Asian American Women Artists Association (AAWAA) and the Asian Pacific Islander Cultural Center (APICC) join forces to present this multidisciplinary art exhibition as part of the 20th annual United States of Asian America Festival.

“Shifting Movements” is a multimedia exhibition featuring over 40 artists primarily from Asian American, African American, and Latinx communities, illuminating the legacy of intersectional revolutionary social activist Yuri Kochiyama. The artworks highlight the values and themes that guided her, and the incredibly diverse people, struggles, and movements that inspired a lifetime commitment to fighting for a more humane and just world.

Relating Kochiyama’s mission to a contemporary context, artists ruminate on a myriad of urgently relevant topics such as the similarities between the World War II incarceration of Japanese Americans and the festering post-9/11 Islamophobia, the experience of immigrants, refugees and people of color, structural racism and police violence, and the everyday labor that fuels substantive social change.
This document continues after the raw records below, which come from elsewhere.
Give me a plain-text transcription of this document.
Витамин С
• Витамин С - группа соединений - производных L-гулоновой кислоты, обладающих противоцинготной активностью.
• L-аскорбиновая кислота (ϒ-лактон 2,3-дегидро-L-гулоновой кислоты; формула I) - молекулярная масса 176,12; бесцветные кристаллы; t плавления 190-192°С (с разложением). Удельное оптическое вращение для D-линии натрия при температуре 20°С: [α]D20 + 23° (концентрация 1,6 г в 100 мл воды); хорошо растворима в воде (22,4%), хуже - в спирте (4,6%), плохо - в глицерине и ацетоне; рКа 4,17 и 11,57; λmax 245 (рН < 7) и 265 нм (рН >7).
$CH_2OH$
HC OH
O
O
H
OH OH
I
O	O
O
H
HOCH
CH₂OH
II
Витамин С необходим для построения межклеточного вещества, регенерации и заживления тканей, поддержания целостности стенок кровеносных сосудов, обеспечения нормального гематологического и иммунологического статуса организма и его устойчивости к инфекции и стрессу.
Kochiyama showed up for all who needed help, including African, Asian, Latino, and Native American communities, and inspired artists across multiple cultures and generations. Honoring her intended legacy of inspiring people to “build bridges, not walls,” “Shifting Movements” artists invite audiences to make connections between the past, present, and future – and each other.

AAWAA moves beyond the circle of Asian American women artists. Following the inclusionary philosophy championed by Kochiyama, this historically significant exhibition includes talented and powerful artists from multiple generations, ethnic backgrounds, and gender identities. “Shifting Movements” showcases provocatively brilliant art driven by the artists’ abiding passion for social justice.

In addition to art, film, performance and literary works, “Shifting Movements” will feature a Kochiyama biographical timeline, oral history recordings, the Smithsonian APA Center online exhibition “Folk Hero: Remembering Yuri Kochiyama Through Grassroots Art,” and a community wall public art installation.